Up in the wilds of central Northumberland there is a pattern of very nice unsealed unclassified roads. These are now being subjected to Northumberland County Council’s long-running policy of making orders to add these to the definitive map, mostly as Byways Open To All Traffic (BOATs), to ‘establish what public rights there are.’ A laudable aim, but these roads are on the OS map as Other Route With Public Access (OPRA), and there is seldom any dispute about status requiring resolution. A cynic might think that these orders are a nice work-creation scheme in an era of council job losses … but I couldn’t possibly comment.
The BOAT in question at New Bewick
Two of these unsealed public roads are near the hamlet of Old Bewick and the farmstead of New Bewick (that is Bewick as in Thomas, the engraver, and not Berwick as in Tweed). NCC made orders to add each of these as a BOAT, and both received objections (without any particular evidential merit) causing both orders to go to the Secretary of State to be determined by way of written representations. The TRF was not involved at this stage and, to a degree, why should it be? NCC wanted to make the orders, and so you would reasonably expect NCC to have done thorough research and to present the case for the orders forcefully. Sadly, no.
The upshot was the the Inspector, Mrs Sue Arnott (for whom I have considerable respect) decided on the historical evidence and legal arguments in front of her that both roads were merely bridleways.

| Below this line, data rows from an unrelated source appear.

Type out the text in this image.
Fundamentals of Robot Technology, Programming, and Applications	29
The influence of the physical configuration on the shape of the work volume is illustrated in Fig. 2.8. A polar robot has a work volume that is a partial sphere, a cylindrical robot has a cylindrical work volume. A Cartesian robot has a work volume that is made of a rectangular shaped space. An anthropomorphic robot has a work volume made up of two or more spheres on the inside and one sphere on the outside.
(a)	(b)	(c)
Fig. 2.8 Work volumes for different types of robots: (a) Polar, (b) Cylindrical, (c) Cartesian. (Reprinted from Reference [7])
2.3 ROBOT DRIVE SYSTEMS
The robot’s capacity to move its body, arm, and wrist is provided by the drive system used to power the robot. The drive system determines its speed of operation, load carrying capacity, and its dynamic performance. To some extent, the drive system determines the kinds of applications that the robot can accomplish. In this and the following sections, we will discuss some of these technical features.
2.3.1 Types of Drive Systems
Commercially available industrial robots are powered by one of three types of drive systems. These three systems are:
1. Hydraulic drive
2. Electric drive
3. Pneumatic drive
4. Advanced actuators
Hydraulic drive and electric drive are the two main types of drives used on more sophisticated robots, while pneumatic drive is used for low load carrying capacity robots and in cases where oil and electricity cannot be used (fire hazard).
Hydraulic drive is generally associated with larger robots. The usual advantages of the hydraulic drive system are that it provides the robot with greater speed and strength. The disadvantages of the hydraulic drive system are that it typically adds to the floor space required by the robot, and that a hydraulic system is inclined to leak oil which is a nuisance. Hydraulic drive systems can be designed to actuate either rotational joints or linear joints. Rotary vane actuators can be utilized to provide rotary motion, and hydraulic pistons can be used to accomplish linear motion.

This caused the orders to be modified from BOAT to bridleway, and therefore to be advertised again, allowing a period for fresh objections. Fortunately the TRF picked-up these interim decisions (thanks to the Byways and Bridleways Trust for this) and lodged objections, providing evidence that the true historical status was and is indeed BOAT.
The ford at New Bewick, now open to those brave enough
As with most of these cases, they key lies in the detail in the historical documentation, all considered in context, and with an understanding of the relevant law. Northumberland County Council sat on its hands this time and ‘went neutral’, while TRF put in three lengthy submissions, and asked ‘to be heard’ by the Secretary of State, rather than relying on more written representations.
The TRF suggested to the Planning Inspectorate that there was so much similarity between the two cases (not least their proximity) that it would save time if the Inspector would hear them both in one session, and Mrs Arnott went further and opened both hearing simultaneously, so that points common to both need not be made twice - a very good idea in practice.
You can read the two final decision letters on the PINS website to get the details of the evidence put in and the legal arguments. Perhaps the single strongest piece of evidence for the New Bewick road came from Armstrong’s Map of Northumberland 1769, which showed a ‘Bridge’ at the crossing of the River Breamish and TRF examination of Armstrong’s map showed only seven other ‘Bridge’ depictions for all of Northumberland, and these all demonstrably on major routes at the time.
The bridge illustrated on Armstrong's 1769 Map
For the other road, examination of a sequence of old maps showed the evolution of the Alnwick to Wooler turnpike road, and how the road that now bisects the Bewick Mill to Bewick Folly route ‘came later’ as a ‘new build’ - just go and look at it and you can see that it is not of the same character as the ancient roads hereabouts.
You might wonder why Northumberland County Council, whose order this was, did not themselves do this quite basic research and presentation; perhaps it was as they said at the hearing - they did not really mind whether these roads got put on to the definitive map as BOATs or bridleways.
So there you are. A fair consideration of the evidence and argument by Mrs Arnott, and a good result. The crossing of the River Breamish would need a brave man to tackle the place where the ford used to be, but the other road is firm and quite usable.